Antwort von Hans Georg Sander, Kraftfahrzeug-Experte des TÜV Rheinland: Mit ihren Überlegungen sind sie nicht allein, es gibt einige Autofahrer, glauben, ihren Autos etwas „Gutes“ zu tun, wenn sie statt Superbenzin beispielsweise „V-Power“ oder „Ultimate“ tanken.

Der Unterschied liegt in der Oktanzahl und bei den Additiven. Superbenzin hat 95 Oktan, worauf die meisten Ottomotoren ausgelegt sind. Der Oktanzahlbedarf beschreibt den Bedarf an Klopffestigkeit des Kraftstoffes eines Motors, damit es nicht zu ungewollten Selbstzündungen kommt. Superplus hat 98 Oktan. Dann gibt es noch die Luxus-Kraftstoffe, die bis zu 100 Oktan oder etwas mehr haben und zusätzlich besondere Additive enthalten. Die Mineralölkonzerne versprechen zum Beispiel eine optimierte Verbrennung, geringeren Verbrauch oder sogar eine Leistungssteigerung.

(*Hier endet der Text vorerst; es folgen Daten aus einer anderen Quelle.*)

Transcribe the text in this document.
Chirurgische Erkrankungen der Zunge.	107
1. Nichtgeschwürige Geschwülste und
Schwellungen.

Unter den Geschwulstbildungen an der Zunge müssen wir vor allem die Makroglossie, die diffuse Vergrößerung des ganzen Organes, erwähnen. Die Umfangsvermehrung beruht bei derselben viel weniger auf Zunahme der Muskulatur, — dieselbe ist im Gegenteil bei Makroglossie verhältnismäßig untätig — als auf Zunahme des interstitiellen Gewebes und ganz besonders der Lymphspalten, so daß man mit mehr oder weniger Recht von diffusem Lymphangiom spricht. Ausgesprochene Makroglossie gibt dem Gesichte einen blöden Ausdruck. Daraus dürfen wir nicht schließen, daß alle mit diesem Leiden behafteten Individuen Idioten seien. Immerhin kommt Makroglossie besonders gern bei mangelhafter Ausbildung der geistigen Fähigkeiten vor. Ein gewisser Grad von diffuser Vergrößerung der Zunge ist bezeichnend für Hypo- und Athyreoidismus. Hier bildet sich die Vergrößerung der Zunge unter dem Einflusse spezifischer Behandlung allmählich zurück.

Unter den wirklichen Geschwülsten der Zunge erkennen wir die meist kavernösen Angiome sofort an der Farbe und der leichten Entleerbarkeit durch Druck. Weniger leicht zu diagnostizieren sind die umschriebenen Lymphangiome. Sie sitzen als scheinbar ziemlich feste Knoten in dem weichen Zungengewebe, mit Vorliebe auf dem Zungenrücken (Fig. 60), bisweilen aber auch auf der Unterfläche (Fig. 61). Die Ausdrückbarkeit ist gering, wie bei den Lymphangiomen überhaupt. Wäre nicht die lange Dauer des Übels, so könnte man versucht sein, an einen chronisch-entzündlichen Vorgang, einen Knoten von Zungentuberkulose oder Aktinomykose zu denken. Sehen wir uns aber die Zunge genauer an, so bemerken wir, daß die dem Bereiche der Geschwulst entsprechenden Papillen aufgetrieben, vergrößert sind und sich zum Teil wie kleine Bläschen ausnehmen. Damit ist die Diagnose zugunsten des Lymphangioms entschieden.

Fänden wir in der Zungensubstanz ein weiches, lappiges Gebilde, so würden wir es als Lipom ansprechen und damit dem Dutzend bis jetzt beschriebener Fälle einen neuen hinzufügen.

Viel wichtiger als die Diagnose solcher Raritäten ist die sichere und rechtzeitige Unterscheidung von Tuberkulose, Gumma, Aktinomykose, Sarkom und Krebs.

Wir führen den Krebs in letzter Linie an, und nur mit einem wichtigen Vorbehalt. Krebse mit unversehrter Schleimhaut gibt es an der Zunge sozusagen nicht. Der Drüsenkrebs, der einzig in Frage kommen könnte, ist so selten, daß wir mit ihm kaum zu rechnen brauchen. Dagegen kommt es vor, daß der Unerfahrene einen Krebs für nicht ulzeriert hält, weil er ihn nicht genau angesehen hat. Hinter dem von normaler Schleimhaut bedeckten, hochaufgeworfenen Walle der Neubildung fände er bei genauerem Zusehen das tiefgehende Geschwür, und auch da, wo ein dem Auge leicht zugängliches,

Dafür sind diese Kraftstoffe deutlich teurer.

Verschiedene Tests, zum Beispiel des ADAC, zeigen, dass man bei einem normalen Motor keinen Leistungszuwachs verzeichnen kann, wenn er mit dem Luxus-Benzin gefüttert wird. Grund hierfür ist, dass längst nicht alle Fahrzeuge mit entsprechenden Klopfsensoren ausgestattet sind, die die höhere Oktan-Zahl in den Premium-Kraftstoffen erkennen. Wer Sprit sparen will, sollte eher sein Fahrverhalten verändern.

Bei Motoren, die über Aufladung durch Turbo oder Kompressor verfügen, läuft der Motor meist nur mit einer höheren Oktanzahl optimal. Möglicherweise wird daher im Handbuch der Betrieb mit Superplus-Benzin empfohlen. Das Superplus ist allerdings an nicht wenigen Tankstellen bereits von den Premium-Angeboten der Mineralölkonzerne verdrängt worden. Man kann zwar auch Super tanken, ohne, dass es zu einem Schaden am Motor kommt, muss dann aber mit einer etwas geringeren Leistung rechnen.